At around 5 AM, we would wake to a living room full of presents. Not all of the gifts were from Santa. Often, we would get surprises from Mrs. Claus, Rudolf and one of the elves. In a matter of minutes, toys would be unwrapped and children left both exhausted and delighted. We always bombarded my dad with questions, as he was continually in the middle of all the magic. When did Santa come? What did he say? Did he have all his reindeer? My dad would always try and give us a brief synopsis, but unfortunately missed a lot of the action due to the “magic dust.” One year, Santa brought in Rudolf, which didn’t make dad too happy. Another year, Santa scowled at him for still being awake so late. We were always left with cookie crumbs and a half glass of milk that was usually spilled all over the table. Santa was messy, but that was okay. He was always in a rush, with all the homes he had to go to in one night.
It was around third grade or so when I first started hearing the rumors; kids saying that Santa was fake. Many of my classmates believed Santa was actually our parents. At first, I refused to believe it. He had to be real! I heard him! Who else would be making such a ruckus so late at night? What about the milk and cookies? There was no way my parents would leave such a mess. But, as my brain kept growing, I knew the possibility of certain actions was unlikely. All those houses in one night, all around the world? It was impossible. In fifth grade, one of the cool kids asked me what I thought. With a lump in my throat, I said he wasn’t real. She agreed.
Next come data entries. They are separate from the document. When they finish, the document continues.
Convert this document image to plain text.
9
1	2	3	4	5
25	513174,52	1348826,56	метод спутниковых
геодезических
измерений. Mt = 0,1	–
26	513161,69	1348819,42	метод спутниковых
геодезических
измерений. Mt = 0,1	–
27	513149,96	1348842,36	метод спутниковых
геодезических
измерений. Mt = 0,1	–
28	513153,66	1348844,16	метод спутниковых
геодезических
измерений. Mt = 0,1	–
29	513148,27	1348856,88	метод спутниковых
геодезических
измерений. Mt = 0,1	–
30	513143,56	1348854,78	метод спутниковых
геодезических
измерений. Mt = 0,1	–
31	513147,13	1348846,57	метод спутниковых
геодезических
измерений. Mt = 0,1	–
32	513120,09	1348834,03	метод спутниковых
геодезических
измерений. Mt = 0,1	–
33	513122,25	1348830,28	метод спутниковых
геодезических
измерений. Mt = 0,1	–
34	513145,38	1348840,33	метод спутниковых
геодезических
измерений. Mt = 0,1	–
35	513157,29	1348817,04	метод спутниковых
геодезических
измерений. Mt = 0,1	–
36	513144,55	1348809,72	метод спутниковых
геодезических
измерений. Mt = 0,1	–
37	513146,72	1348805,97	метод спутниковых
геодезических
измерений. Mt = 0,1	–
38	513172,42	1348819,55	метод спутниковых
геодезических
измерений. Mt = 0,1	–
It did sting for a bit, but there was no time to wallow in self pity. It didn’t take me long to realize that there were many other children who still believed. I couldn’t ruin it for them; in particular my brother and sister. My mother, an inner city elementary school teacher, noticed the way the kids would light up when they talked about Santa. Many of them were in foster homes. Others would receive little or nothing, but still believed. My mother’s heart broke a little bit more every time there was that one child that ruined it for the rest of them.
It was probably not until the mid to late 90’s when I heard the news that would make me the most furious. My mother and I were watching a talk show about parenting styles when Christmas came up. One of the guests mentioned that it was “lying” to the kids and that she chose not participate in the huge hoax. Both of our mouths dropped, as we looked around to make sure my sister was not in the room. I really couldn’t believe it. There were parents out there telling their kids Santa was fake? We stared at the television in disbelief. Was this really going on? In my day, it was the other kids that ruined it for you, not the parents themselves. The parents were the ones frantically trying to get their kids to hold on to the magic for as long as possible.
Now, as a mom, I can see both sides. You want to teach your kids to be honest. You want to be as honest as possible with them. We are not perfect all the time. Are we misleading them? Are we lying? The answer is yes. In fact, that is what is so wonderful about it.
I have had a series of tragedies in my own life: the loss of both my mother and my baby boy being the most significant. Honestly, learning that Santa was fake didn’t even make the top ten. As a child, you are full of innocence and see the world with rose colored glasses. As you get older, you realize that life wasn’t as kind as first thought. At 41-years-old, I am now in my parents' shoes; watching our world unravel. Four decades is a long time, and I sometimes feel as if there has been little progress. We are surrounded by hate, illness, death and prejudice. The last time that I checked, Santa is none of those. Santa is love and beauty; but mostly magic.
This precious time will pass. I know that there will be a moment when my two children will find out the truth. Hopefully, they won’t get too mad. Most of all, my hope is that they continue this wonderful tradition with their own family. I may or may not live to meet grandchildren, but I would like to think Santa will be a huge part of their lives either way. Right now, focusing on my own children is more than enough. But, first, we must call grandpa. Santa called him yesterday and the kids can’t wait to hear all the stories.